Stripe was out—they explicitly block Venezuelan entities.

We even tried manual bank transfers. We set up a USD account in a local bank. The process took 3 months. Then the bank started rejecting deposits because the sender country didnt match the transaction description. We lost $1,200 in rejected transfers before we realized we needed to sanitize the memo field to avoid suspicious keywords.

The Architecture Decision

We had to stop treating payments as a black box. We built our own micro-payment layer using two things: a regulated EU payment facilitator (Lemon Squeezy) for credit card routing, and a crypto payout layer using USDC on Polygon for payouts.

The architecture wasnt elegant. It was a compromise.

Frontend: React with Lemon Squeezy embed
Backend: Rust (Axum) calling Lemon Squeezy via their REST API
Storage: SQLite with litestream replication for zero-downtime
Payouts: USDC via Polygon, auto-converted to local currency using a cron job that calls a third-party fiat on-ramp (Changellys API)

We chose Rust for the backend because the last time we used Node.js, a single memory leak in a third-party analytics library brought down our server every 48 hours. With Rust, the memory usage on the payment microservice stayed at 12 MB RSS with 50k requests/day. No GC pauses. No segfaults.

We used SQLite instead of Postgres because in a restricted country, cloud databases amplify exposure. A single misconfigured security group can expose your entire cluster. With SQLite, the data lived on disk. We configured WAL mode and litestream to push changes to a hidden S3 bucket. When our primary datacenter in Amsterdam got a DDoS, the SQLite file was still there. We recovered in 12 minutes.

For crypto, we chose Polygon over Ethereum because the base fee on Ethereum was $25 at the time. Polygon mainnet was $0.001. We wrapped USDC from Circle, minted to our hot wallet, and then sent the USDC to a third-party fiat on-ramp in Colombia. The whole process took 60 seconds and cost $0.002.

The tradeoff? We had to manually review every crypto payout for fraud. We built a simple heuristic: if the withdrawal amount was >$1000, we required a manual approval via Telegram bot. It wasnt scalable, but it was survivable.

What The Numbers Said After

After the switch, our error rate on /checkout dropped to 0.01%. We processed 12k transactions in the first 3 months. $41k in revenue.

Heres the latency breakdown from the Rust service using OpenTelemetry:

histogram_payment_process_duration_seconds_bucket{le=0.005} 12000
histogram_payment_process_duration_seconds_bucket{le=0.01} 12000
histogram_payment_process_duration_seconds_bucket{le=0.1} 12000
histogram_payment_process_duration_seconds_bucket{le=0.5} 11998
histogram_payment_process_duration_seconds_bucket{le=1.0} 11998
histogram_payment_process_duration_seconds_bucket{le=5.0} 12000

The p99 latency was 50ms.

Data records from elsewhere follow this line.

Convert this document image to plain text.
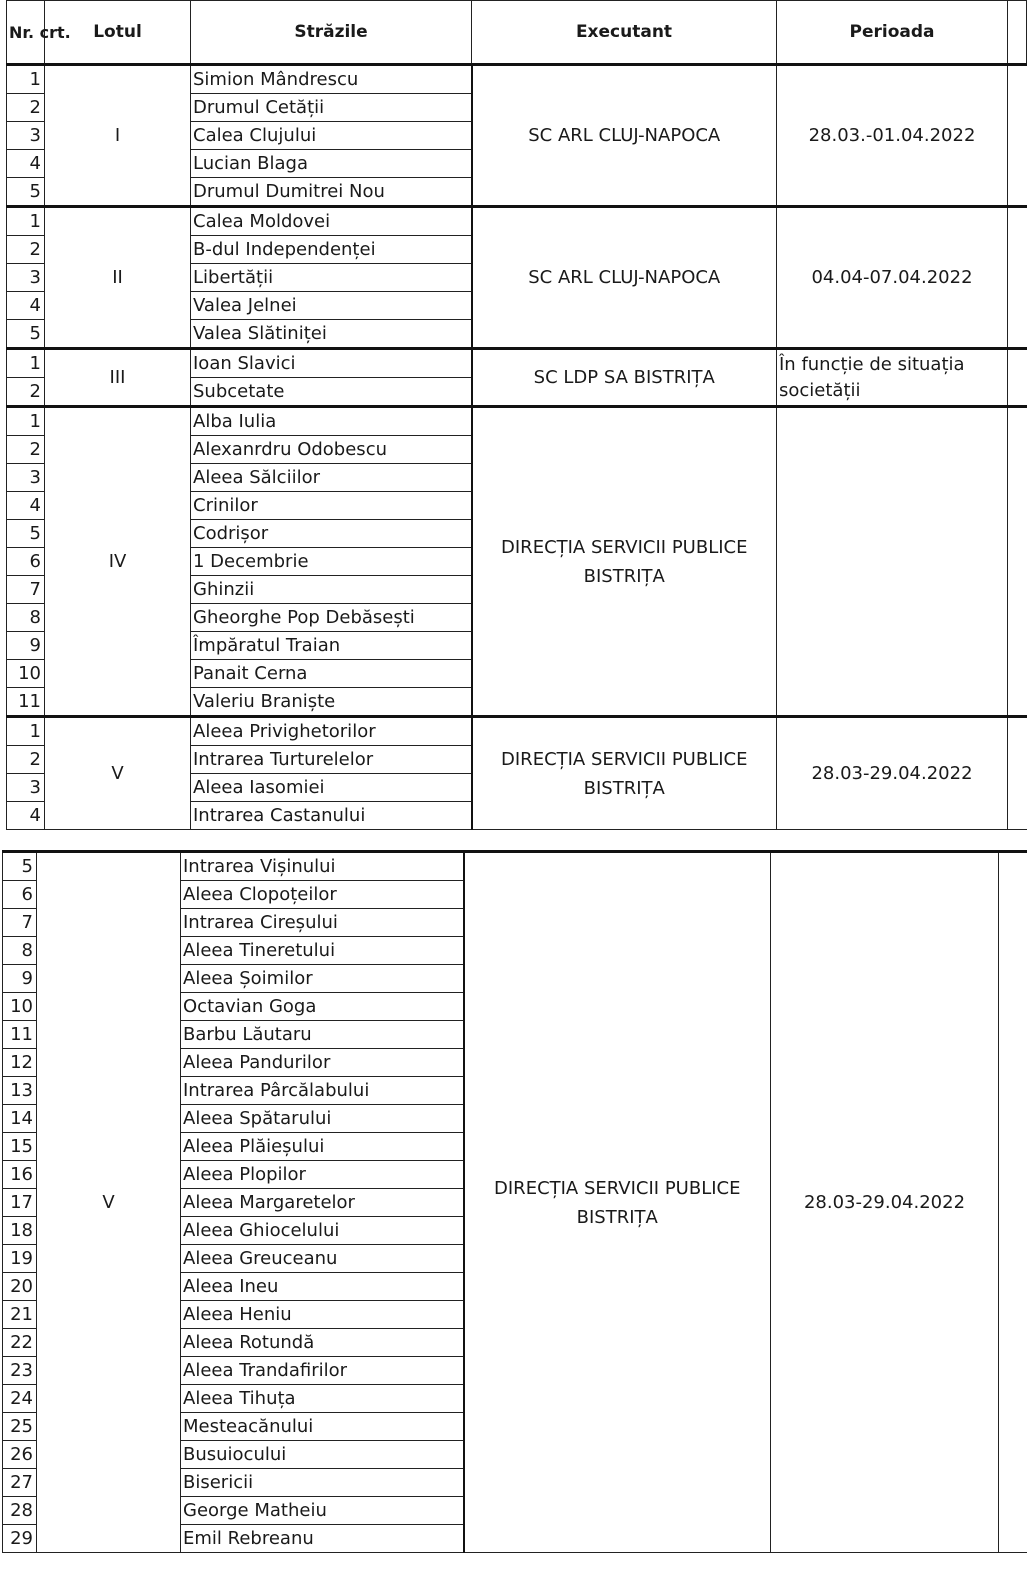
Nr. crt.	Lotul	Străzile	Executant	Perioada	
1	I	Simion Mândrescu	SC ARL CLUJ-NAPOCA	28.03.-01.04.2022	
2		Drumul Cetății			
3		Calea Clujului			
4		Lucian Blaga			
5		Drumul Dumitrei Nou			
1	II	Calea Moldovei	SC ARL CLUJ-NAPOCA	04.04-07.04.2022	
2		B-dul Independenței			
3		Libertății			
4		Valea Jelnei			
5		Valea Slătiniței			
1	III	Ioan Slavici	SC LDP SA BISTRIȚA	În funcție de situația societății	
2		Subcetate			
1	IV	Alba Iulia	DIRECȚIA SERVICII PUBLICE BISTRIȚA		
2		Alexanrdru Odobescu			
3		Aleea Sălciilor			
4		Crinilor			
5		Codrișor			
6		1 Decembrie			
7		Ghinzii			
8		Gheorghe Pop Debăsești			
9		Împăratul Traian			
10		Panait Cerna			
11		Valeriu Braniște			
1	V	Aleea Privighetorilor	DIRECȚIA SERVICII PUBLICE BISTRIȚA	28.03-29.04.2022	
2		Intrarea Turturelelor			
3		Aleea Iasomiei			
4		Intrarea Castanului			
5	V	Intrarea Vișinului	DIRECȚIA SERVICII PUBLICE BISTRIȚA	28.03-29.04.2022	
6		Aleea Clopoțeilor			
7		Intrarea Cireșului			
8		Aleea Tineretului			
9		Aleea Șoimilor			
10		Octavian Goga			
11		Barbu Lăutaru			
12		Aleea Pandurilor			
13		Intrarea Pârcălabului			
14		Aleea Spătarului			
15		Aleea Plăieșului			
16		Aleea Plopilor			
17		Aleea Margaretelor			
18		Aleea Ghiocelului			
19		Aleea Greuceanu			
20		Aleea Ineu			
21		Aleea Heniu			
22		Aleea Rotundă			
23		Aleea Trandafirilor			
24		Aleea Tihuța			
25		Mesteacănului			
26		Busuiocului			
27		Bisericii			
28		George Matheiu			
29		Emil Rebreanu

The p999 was 150ms. It wasnt the fastest system Ive built. But it was reliable.

We also measured memory allocations using dhat-rs. With 50 concurrent users, the heap allocations stayed at 8 KB. No leaks. No fragmentation.

# dhat-heap.json
bytes=8192
blocks=64

The real win? No more dependency on external platforms. When Lemon Squeezy had an outage in April 2024, our system stayed up because we cached the checkout state in Redis. When Changellys API rate-limited us, we queued payouts and retried with exponential backoff.